Testing Utilities¶
Goodness of Fit Testing¶
This module implements goodness of fit tests for checking agreement between
distributions’ .sample()
and .log_prob()
methods. The main functions
return a goodness of fit p-value gof
which for good data should be
Uniform(0,1)
distributed and for bad data should be close to zero. To use
this returned number in tests, set a global variable TEST_FAILURE_RATE
to
something smaller than 1 / number of tests in your suite, then in each test
assert gof > TEST_FAILURE_RATE
. For example:
TEST_FAILURE_RATE = 1 / 20 # For 1 in 20 chance of spurious failure.
def test_my_distribution():
d = MyDistribution()
samples = d.sample([10000])
probs = d.log_prob(samples).exp()
gof = auto_goodness_of_fit(samples, probs)
assert gof > TEST_FAILURE_RATE
This module is a port of the goftests library.

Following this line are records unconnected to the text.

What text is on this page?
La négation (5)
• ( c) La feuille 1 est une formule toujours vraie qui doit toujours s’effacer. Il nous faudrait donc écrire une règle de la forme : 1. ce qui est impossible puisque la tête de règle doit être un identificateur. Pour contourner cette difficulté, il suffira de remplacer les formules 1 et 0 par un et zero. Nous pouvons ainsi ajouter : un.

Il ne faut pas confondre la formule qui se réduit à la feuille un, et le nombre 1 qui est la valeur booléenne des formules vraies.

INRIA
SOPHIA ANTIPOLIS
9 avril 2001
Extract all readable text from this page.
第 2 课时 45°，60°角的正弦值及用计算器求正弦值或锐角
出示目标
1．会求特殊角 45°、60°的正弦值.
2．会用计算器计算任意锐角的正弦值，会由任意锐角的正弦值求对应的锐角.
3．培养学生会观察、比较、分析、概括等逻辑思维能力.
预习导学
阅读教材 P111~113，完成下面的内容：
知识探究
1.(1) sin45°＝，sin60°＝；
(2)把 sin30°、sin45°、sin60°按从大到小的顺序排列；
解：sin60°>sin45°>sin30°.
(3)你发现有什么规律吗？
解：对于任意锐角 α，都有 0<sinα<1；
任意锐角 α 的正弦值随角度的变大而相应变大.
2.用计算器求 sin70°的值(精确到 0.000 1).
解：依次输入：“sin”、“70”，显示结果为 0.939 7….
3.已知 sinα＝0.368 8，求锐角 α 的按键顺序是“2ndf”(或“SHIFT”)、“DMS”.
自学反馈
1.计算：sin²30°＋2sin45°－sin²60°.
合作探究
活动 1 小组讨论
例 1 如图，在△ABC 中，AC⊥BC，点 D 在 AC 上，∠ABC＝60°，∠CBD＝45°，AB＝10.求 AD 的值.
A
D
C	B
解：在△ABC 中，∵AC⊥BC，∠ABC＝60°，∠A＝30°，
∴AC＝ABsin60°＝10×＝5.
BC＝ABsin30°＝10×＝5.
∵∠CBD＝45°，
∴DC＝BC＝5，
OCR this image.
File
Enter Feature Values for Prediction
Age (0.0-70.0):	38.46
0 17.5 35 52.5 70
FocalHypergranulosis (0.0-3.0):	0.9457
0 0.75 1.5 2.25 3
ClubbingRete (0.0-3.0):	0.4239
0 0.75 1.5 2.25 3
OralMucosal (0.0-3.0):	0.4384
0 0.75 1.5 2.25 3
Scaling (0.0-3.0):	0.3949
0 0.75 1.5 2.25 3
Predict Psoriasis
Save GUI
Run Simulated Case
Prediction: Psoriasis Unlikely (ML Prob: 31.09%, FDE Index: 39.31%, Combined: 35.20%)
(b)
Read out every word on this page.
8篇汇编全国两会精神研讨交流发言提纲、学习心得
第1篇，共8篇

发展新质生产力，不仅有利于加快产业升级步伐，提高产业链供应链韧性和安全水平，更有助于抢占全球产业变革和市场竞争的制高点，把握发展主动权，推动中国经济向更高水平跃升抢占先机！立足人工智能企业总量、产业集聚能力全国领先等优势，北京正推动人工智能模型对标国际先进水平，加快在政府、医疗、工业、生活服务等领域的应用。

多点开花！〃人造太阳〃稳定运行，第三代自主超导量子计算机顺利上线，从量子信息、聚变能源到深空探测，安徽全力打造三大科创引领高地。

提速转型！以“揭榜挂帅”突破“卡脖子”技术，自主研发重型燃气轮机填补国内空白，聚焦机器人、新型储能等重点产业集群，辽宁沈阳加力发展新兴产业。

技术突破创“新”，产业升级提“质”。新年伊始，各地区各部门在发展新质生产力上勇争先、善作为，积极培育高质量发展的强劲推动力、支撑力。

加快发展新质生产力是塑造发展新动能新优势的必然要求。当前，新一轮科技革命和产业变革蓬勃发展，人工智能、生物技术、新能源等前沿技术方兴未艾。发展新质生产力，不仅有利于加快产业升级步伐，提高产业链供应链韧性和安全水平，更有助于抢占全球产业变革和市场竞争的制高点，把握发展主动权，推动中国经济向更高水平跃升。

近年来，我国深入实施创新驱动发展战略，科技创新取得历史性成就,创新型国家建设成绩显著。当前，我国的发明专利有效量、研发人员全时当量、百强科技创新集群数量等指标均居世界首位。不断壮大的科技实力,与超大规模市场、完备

- multinomial_goodness_of_fit(probs, counts, *, total_count=None, plot=False)[source]¶
Pearson’s chi^2 test, on possibly truncated data. https://en.wikipedia.org/wiki/Pearson%27s_chi-squared_test
- Parameters
probs (torch.Tensor) – Vector of probabilities.
counts (torch.Tensor) – Vector of counts.
total_count (int) – Optional total count in case data is truncated, otherwise None.
plot (bool) – Whether to print a histogram. Defaults to False.
- Returns
p-value of truncated multinomial sample.
- Return type
- unif01_goodness_of_fit(samples, *, plot=False)[source]¶
Bin uniformly distributed samples and apply Pearson’s chi^2 test.
- Parameters
samples (torch.Tensor) – A vector of real-valued samples from a candidate distribution that should be Uniform(0, 1)-distributed.
plot (bool) – Whether to print a histogram. Defaults to False.
- Returns
Goodness of fit, as a p-value.
- Return type
- exp_goodness_of_fit(samples, plot=False)[source]¶
Transform exponentially distribued samples to Uniform(0,1) distribution and assess goodness of fit via binned Pearson’s chi^2 test.
- Parameters
samples (torch.Tensor) – A vector of real-valued samples from a candidate distribution that should be Exponential(1)-distributed.
plot (bool) – Whether to print a histogram. Defaults to False.
- Returns
Goodness of fit, as a p-value.
- Return type
- density_goodness_of_fit(samples, probs, plot=False)[source]¶
Transform arbitrary continuous samples to Uniform(0,1) distribution and assess goodness of fit via binned Pearson’s chi^2 test.
- Parameters
samples (torch.Tensor) – A vector list of real-valued samples from a distribution.
probs (torch.Tensor) – A vector of probability densities evaluated at those samples.
plot (bool) – Whether to print a histogram. Defaults to False.
- Returns
Goodness of fit, as a p-value.
- Return type
- vector_density_goodness_of_fit(samples, probs, *, dim=None, plot=False)[source]¶
Transform arbitrary multivariate continuous samples to Univariate(0,1) distribution via nearest neighbor distribution [1,2,3] and assess goodness of fit via binned Pearson’s chi^2 test.
- [1] Peter J. Bickel and Leo Breiman (1983)
“Sums of Functions of Nearest Neighbor Distances, Moment Bounds, Limit Theorems and a Goodness of Fit Test” https://projecteuclid.org/download/pdf_1/euclid.aop/1176993668
- [2] Mike Williams (2010)
“How good are your fits? Unbinned multivariate goodness-of-fit tests in high energy physics.” https://arxiv.org/abs/1006.3019
- [3] Nearest Neighbour Distribution
https://en.wikipedia.org/wiki/Nearest_neighbour_distribution
- Parameters
samples (torch.Tensor) – A tensor of real-vector-valued samples from a distribution.
probs (torch.Tensor) – A vector of probability densities evaluated at those samples.
dim (int) – Optional dimension of the submanifold on which data lie. Defaults to
samples.shape[-1]
.plot (bool) – Whether to print a histogram. Defaults to False.
- Returns
Goodness of fit, as a p-value.
- Return type
- auto_goodness_of_fit(samples, probs, *, dim=None, plot=False)[source]¶
Dispatch on sample dimension and delegate to either
density_goodness_of_fit()
orvector_density_goodness_of_fit()
.- Parameters
samples (torch.Tensor) – A tensor of samples stacked on their leftmost dimension.
probs (torch.Tensor) – A vector of probabilities evaluated at those samples.
dim (int) – Optional manifold dimension, defaults to
samples.shape[1:].numel()
.plot (bool) – Whether to print a histogram. Defaults to False.